La future école de production de Laval May’Usinage ouvrira en septembre

Par Rémi Hagel, le 19 janvier 2023

Portée par l’UIMM et ses partenaires, l’école de production May’Usinage va voir le jour à Laval à la rentrée 2023. Elle vient d’obtenir le feu vert de la Fédération nationale des écoles de production.

Les métiers de l’usinage sont méconnus des jeunes. L’école de production offrira une formation en Mayenne, et une vitrine à la filière.
Les métiers de l’usinage sont méconnus des jeunes. L’école de production offrira une formation en Mayenne, et une vitrine à la filière. — Photo : UIMM

À la rentrée de septembre 2023, douze futurs tourneurs-fraiseurs pourront intégrer la nouvelle école de production May’Usinage qui ouvrira ses portes à Laval. Le projet a obtenu sa pré-labellisation de la Fédération nationale des écoles de production ce jeudi 19 janvier. Le compte à rebours a commencé pour acheter plusieurs machines, pour près d’un million d’euros sur deux ans (un investissement en partie subventionné par la fondation TotalEnergies). Elles prendront place dans le bâtiment situé zones des Bozées à Laval (500 m2 d’ateliers et 200 m2 de salles de cours). Une cheffe de projet, future directrice de l’école, Anne-Sophie Roux, a été recrutée. Un premier formateur technique doit être recruté en juin, et un deuxième en septembre.

Une douzaine d’entreprises partenaires

Le budget de l’école de production sera financé par l’État, la Région des Pays de la Loire et les entreprises. Déjà une douzaine d’entre elles se sont engagées à confier des commandes à l’école de production. En outre, elles pourront accueillir des jeunes en formation. "Les entreprises sont intéressées par cette école qui va leur permettre de former des personnes qu’elles pourront recruter ensuite", explique Bruno Rigouin, président de l’UIMM Mayenne et de l’association May’Usinage. La création de l’école de production est motivée par le fait que cette formation n’existe pas sur le territoire. En privilégiant la pratique (deux tiers du temps) à la théorie, May’Usinage propose une alternative aux filières classiques. Par ailleurs, "cela va nous donner une vitrine, parce que les jeunes ne connaissent pas ces métiers".

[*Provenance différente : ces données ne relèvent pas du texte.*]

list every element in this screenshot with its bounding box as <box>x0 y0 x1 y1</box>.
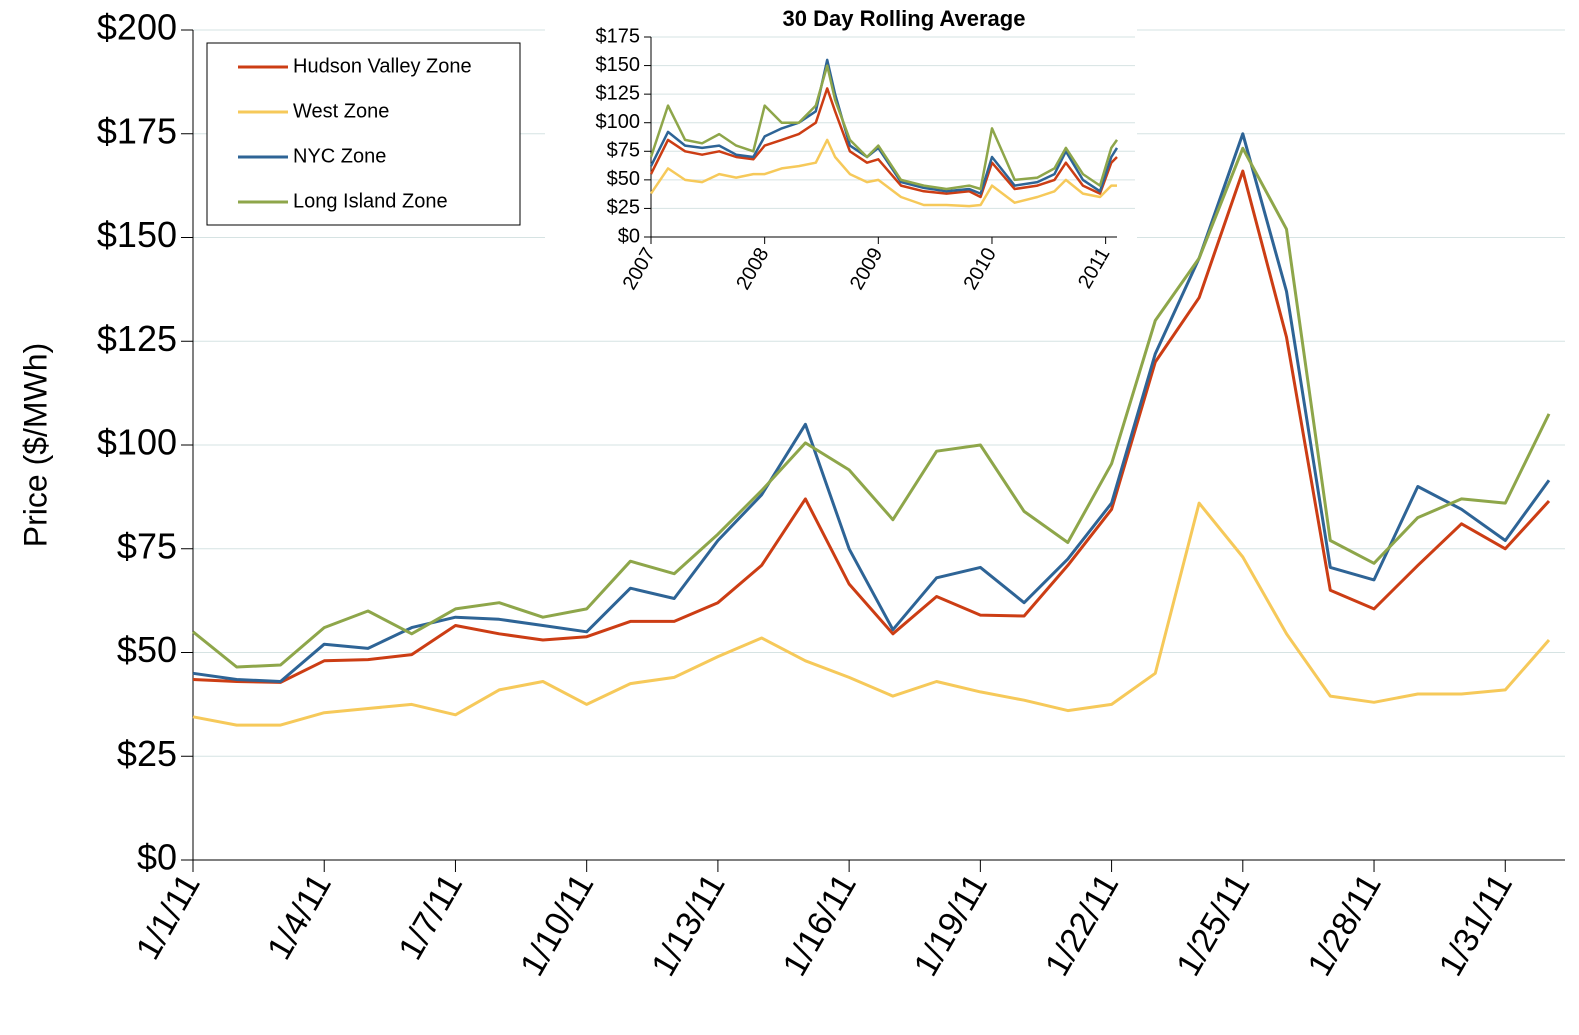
series-line <box>192 501 1551 727</box>
series-line <box>649 87 1118 199</box>
series-line <box>649 138 1117 208</box>
legend-label: West Zone <box>293 100 389 122</box>
legend-label: Hudson Valley Zone <box>293 55 472 77</box>
y-axis-label: Price ($/MWh) <box>17 343 53 547</box>
y-tick-label: $0 <box>618 225 640 247</box>
x-tick-label: 1/7/11 <box>391 867 470 966</box>
y-tick-label: $100 <box>97 422 177 463</box>
y-tick-label: $125 <box>596 82 641 104</box>
y-tick-label: $150 <box>596 54 641 76</box>
legend-label: Long Island Zone <box>293 190 448 212</box>
y-tick-label: $125 <box>97 318 177 359</box>
series-line <box>192 132 1551 683</box>
y-tick-label: $175 <box>596 25 641 47</box>
x-tick-label: 1/13/11 <box>644 867 732 982</box>
y-tick-label: $100 <box>596 111 641 133</box>
legend-box <box>206 42 521 226</box>
x-tick-label: 1/1/11 <box>129 867 208 966</box>
x-tick-label: 1/28/11 <box>1300 867 1388 982</box>
x-tick-label: 1/25/11 <box>1169 867 1257 982</box>
legend: Hudson Valley Zone West Zone NYC Zone Long … <box>206 42 521 226</box>
y-tick-label: $25 <box>607 197 640 219</box>
x-tick-label: 1/19/11 <box>907 867 995 982</box>
x-tick-label: 1/10/11 <box>513 867 601 982</box>
x-tick-label: 1/16/11 <box>775 867 863 982</box>
x-tick-label: 1/22/11 <box>1038 867 1126 982</box>
y-tick-label: $150 <box>97 214 177 255</box>
y-tick-label: $50 <box>607 168 640 190</box>
legend-label: NYC Zone <box>293 145 386 167</box>
x-tick-label: 1/4/11 <box>260 867 339 966</box>
y-tick-label: $200 <box>97 7 177 48</box>
y-tick-label: $25 <box>117 733 177 774</box>
y-tick-label: $175 <box>97 110 177 151</box>
x-tick-label: 1/31/11 <box>1432 867 1520 982</box>
y-tick-label: $75 <box>607 140 640 162</box>
y-tick-label: $75 <box>117 525 177 566</box>
y-tick-label: $0 <box>137 837 177 878</box>
series-line <box>192 146 1551 669</box>
chart-title: 30 Day Rolling Average <box>783 6 1026 31</box>
series-line <box>649 64 1119 191</box>
inset-background <box>545 0 1137 340</box>
y-tick-label: $50 <box>117 629 177 670</box>
series-line <box>192 169 1551 684</box>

Les élèves seront douze par année, issus de classes de 3e ou de seconde. L’école formera aux deux années de CAP Conducteur d'installations de production liées à l’usinage, ainsi qu’à la première année du bac pro Technicien d’usinage. Ils pourront alors poursuivre en intégrant notamment la terminale du lycée Haute-Follis, en contrat d’apprentissage.

Cette initiative confirme le boom des écoles de production dans le paysage français.